Da Mãe à Mãe

por Isadora Aragão
 
Do nascimento à morte
 

Uma mulher se parte no parto. Despede-se com dificuldade da parte de si que se transmuta num ser novo.  Rompem-se os laços, corta-se o fio e nascem mãe e filho. Nunca mais ela será a mesma. Cindiu-se e algo sempre lhe faltará. Quanto ao filho, apartado da mãe, tampouco encontrará abrigo, seguirá por caminhos tortos numa busca incessante pela completude inicial que se perdeu. Perdido ele permanece, num tatear febril e insistente até o corpo pesar e é com pesar que ele decide parar. Seus pés, servos mais dedicados em vida, rebelam-se e exigem descanso. O homem teima, mas por mais que o faça não resiste à tentação. É preciso entregar-se, usar o receptáculo que, desde o dia do nascimento, cavou para si mesmo no ventre do mundo.

Da morte ao nascimento
 
Para que Édipo não errasse, Jocasta cometeu o mais infeliz de seus erros: tentou imobilizar seu filho, grampear-lhe os pés e atira-lo nos braços da morte. Porém, o que ela não percebeu é que neste ato, concentrada em desfazer a funesta trama tecida pelos Deuses, se esquecera de cortar o mais íntimo fio que a unia ao filho: o fio da vida. Assim, despediu-se de sua criança, pensando driblar o destino ao usar a morte a seu favor e não se deu conta de que, devido à ligação entre eles, seu plano falhara. Pois, Édipo às portas do Hades fora impedido de prosseguir: Como poderia morrer aquele que não nascera?

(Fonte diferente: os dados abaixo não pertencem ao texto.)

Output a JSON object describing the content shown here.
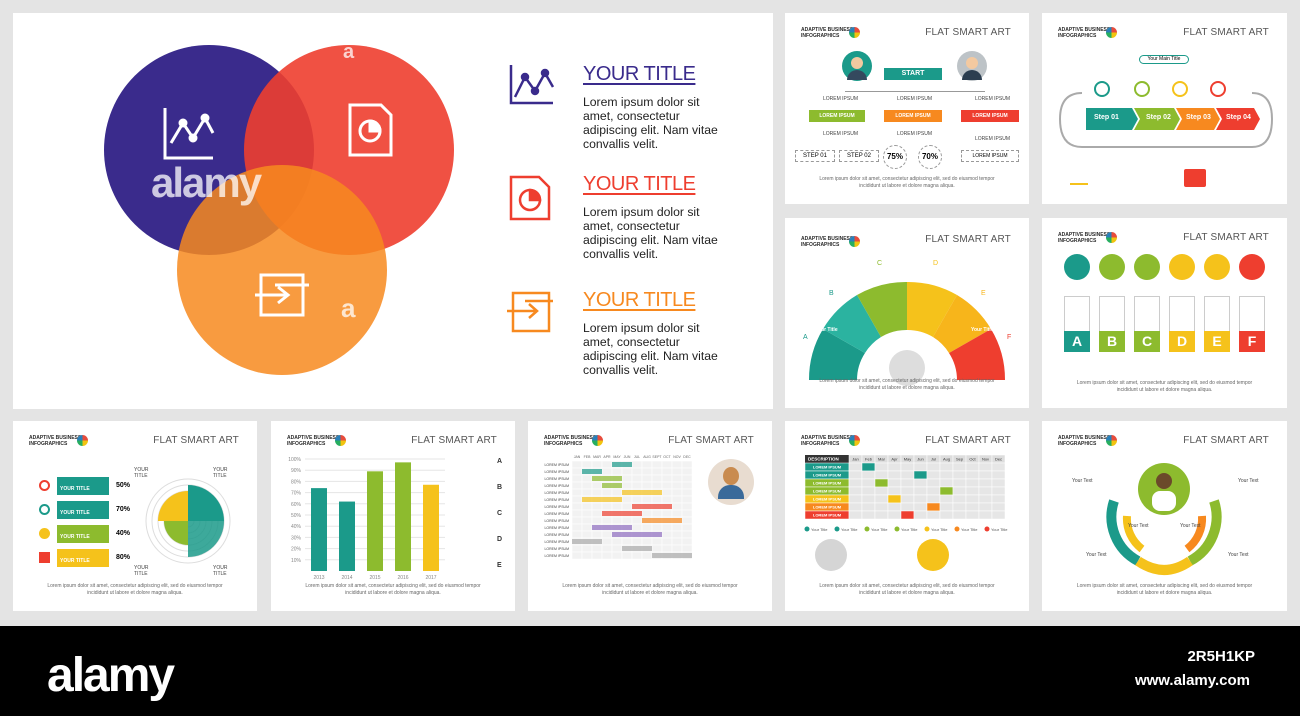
{
  "colors": {
    "purple": "#3a2b8c",
    "red": "#ee3e2f",
    "orange": "#f7891f",
    "teal": "#1b9a8a",
    "green": "#8dbb2e",
    "yellow": "#f5c21b"
  },
  "main_slide": {
    "watermark": "alamy",
    "watermark_small": "a",
    "items": [
      {
        "title": "YOUR TITLE",
        "body": "Lorem ipsum dolor sit amet, consectetur adipiscing elit. Nam vitae convallis velit.",
        "icon": "line-chart-icon"
      },
      {
        "title": "YOUR TITLE",
        "body": "Lorem ipsum dolor sit amet, consectetur adipiscing elit. Nam vitae convallis velit.",
        "icon": "pie-document-icon"
      },
      {
        "title": "YOUR TITLE",
        "body": "Lorem ipsum dolor sit amet, consectetur adipiscing elit. Nam vitae convallis velit.",
        "icon": "exchange-arrows-icon"
      }
    ]
  },
  "brand": {
    "line1": "ADAPTIVE BUSINESS",
    "line2": "INFOGRAPHICS"
  },
  "header_label": "FLAT SMART ART",
  "footer": "Lorem ipsum dolor sit amet, consectetur adipiscing elit, sed do eiusmod tempor incididunt ut labore et dolore magna aliqua.",
  "org_chart": {
    "start": "START",
    "lorem": "LOREM IPSUM",
    "step1": "STEP 01",
    "step2": "STEP 02",
    "pct1": "75%",
    "pct2": "70%"
  },
  "process": {
    "main_title": "Your Main Title",
    "steps": [
      "Step 01",
      "Step 02",
      "Step 03",
      "Step 04"
    ]
  },
  "semicircle": {
    "labels": [
      "A",
      "B",
      "C",
      "D",
      "E",
      "F"
    ],
    "segment_title": "Your Title"
  },
  "people_letters": [
    "A",
    "B",
    "C",
    "D",
    "E",
    "F"
  ],
  "radial": {
    "rows": [
      {
        "label": "YOUR TITLE",
        "value": "50%"
      },
      {
        "label": "YOUR TITLE",
        "value": "70%"
      },
      {
        "label": "YOUR TITLE",
        "value": "40%"
      },
      {
        "label": "YOUR TITLE",
        "value": "80%"
      }
    ],
    "corner": "YOUR TITLE"
  },
  "bar_chart": {
    "categories": [
      "2013",
      "2014",
      "2015",
      "2016",
      "2017"
    ],
    "values": [
      74,
      62,
      89,
      97,
      77
    ],
    "colors": [
      "#1b9a8a",
      "#1b9a8a",
      "#8dbb2e",
      "#8dbb2e",
      "#f5c21b"
    ],
    "ylim": [
      0,
      100
    ],
    "yticks": [
      "100%",
      "90%",
      "80%",
      "70%",
      "60%",
      "50%",
      "40%",
      "30%",
      "20%",
      "10%"
    ],
    "side_labels": [
      "A",
      "B",
      "C",
      "D",
      "E"
    ]
  },
  "gantt": {
    "row_label": "LOREM IPSUM",
    "months": [
      "JAN",
      "FEB",
      "MAR",
      "APR",
      "MAY",
      "JUN",
      "JUL",
      "AUG",
      "SEPT",
      "OCT",
      "NOV",
      "DEC"
    ]
  },
  "matrix": {
    "header": "DESCRIPTION",
    "months": [
      "Jan",
      "Feb",
      "Mar",
      "Apr",
      "May",
      "Jun",
      "Jul",
      "Aug",
      "Sep",
      "Oct",
      "Nov",
      "Dec"
    ],
    "row_label": "LOREM IPSUM",
    "legend": "Your Title"
  },
  "cycle": {
    "label": "Your Text"
  },
  "stock": {
    "logo": "alamy",
    "id": "2R5H1KP",
    "url": "www.alamy.com"
  }
}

                Levado então a Corinto, Édipo viveu a ilusão de ter nascido noutros pais, noutra pátria e o abrigo oferecido por Mérope e Políbio por alguns anos impediu que a questão de sua origem tivesse relevância. No entanto, os Deuses eram ardilosos e a paz conferida a Édipo, temporária. Portanto, não demorou para que sussurros jogados ao vento chegassem à seus ouvidos e colocassem em cheque a solidez das paredes do lar em que ele vivera até então. Um anúncio grotesco fora proferido e nada restou a Édipo a não ser abandonar Corinto.

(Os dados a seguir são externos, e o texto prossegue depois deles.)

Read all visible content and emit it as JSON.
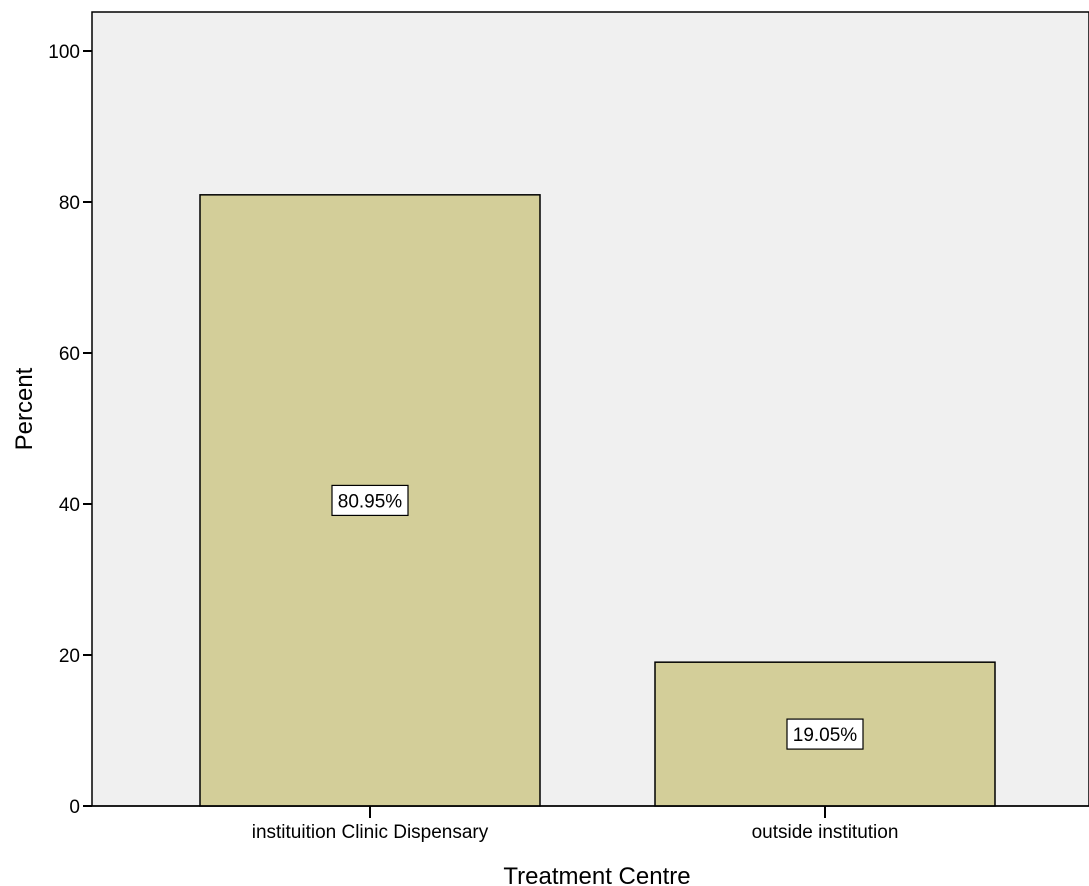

Sem que percebesse, eram as amarras insistentes e invisíveis da terra natal que o levavam de volta ao berço e o sinuoso caminho a ser percorrido por esse homem que desde o princípio carregara as marcas da incerteza nos pés acabou por desembocar na decisiva encruzilhada do Eu.  Ali, seu verdadeiro pai, Laio, olhou-o nos olhos e disse: “Reconhece-me ou devora-me”. Édipo o devorou. E assim, parte da profecia se cumpriu, mas o enigma de seu nascimento se perpetuou. A Esfinge, por outro lado, se interpôs e anunciou: Decifra-me ou devoro-te. Édipo a decifrou e um novo passo foi dado em direção ao cumprimento de sua sina atroz.
A ascensão ao trono de Tebas o levou a desposar a mãe Jocasta. Afinal, ao novo Rei era necessário que gozasse do leito de sua nova casa, que percorresse os caminhos obscuros e desconhecidos de sua dona, que os descobrisse e adentrasse sem pudor. Como, em tal circunstância, poderia Édipo saber-se desafortunado? Como poderia suspeitar de que não tendo recebido leite do seio materno, deleitava-se agora em semear o ventre da mãe que desconhecia?
Foi assim que, iludidos, mãe e filho enroscaram-se na confusão de seu destino, como se ambos, num transe, tivessem perdido a consciência dos limites da vida, destruindo as barreiras que separavam seus corpos. O ventre de Jocasta havia engolido o próprio mundo, tocando assim, o caos da existência.
A completude encontrada poderia ter se perpetuado caso não houvesse sido erigida sobre uma realidade às avessas e o brado de uma cidade amaldiçoada não viesse para despertar os amantes de seu tão longo sono. Mas era preciso vingar Laio, era preciso salvar Tebas e para isso desterrar o culpado por sua morte. Era preciso desvelar a verdade, era preciso desembaraçar os fios da trama, era preciso que Édipo nascesse.
Jocasta, tendo enfim tomado consciência de seu erro, optou por partir-se. Enlaçou-se definitivamente ao fio de carne e sangue que se esquecera de cortar no princípio e deixou-se enforcar. “Dê-se a luz”, ela disse. A luz se deu. Édipo cegou.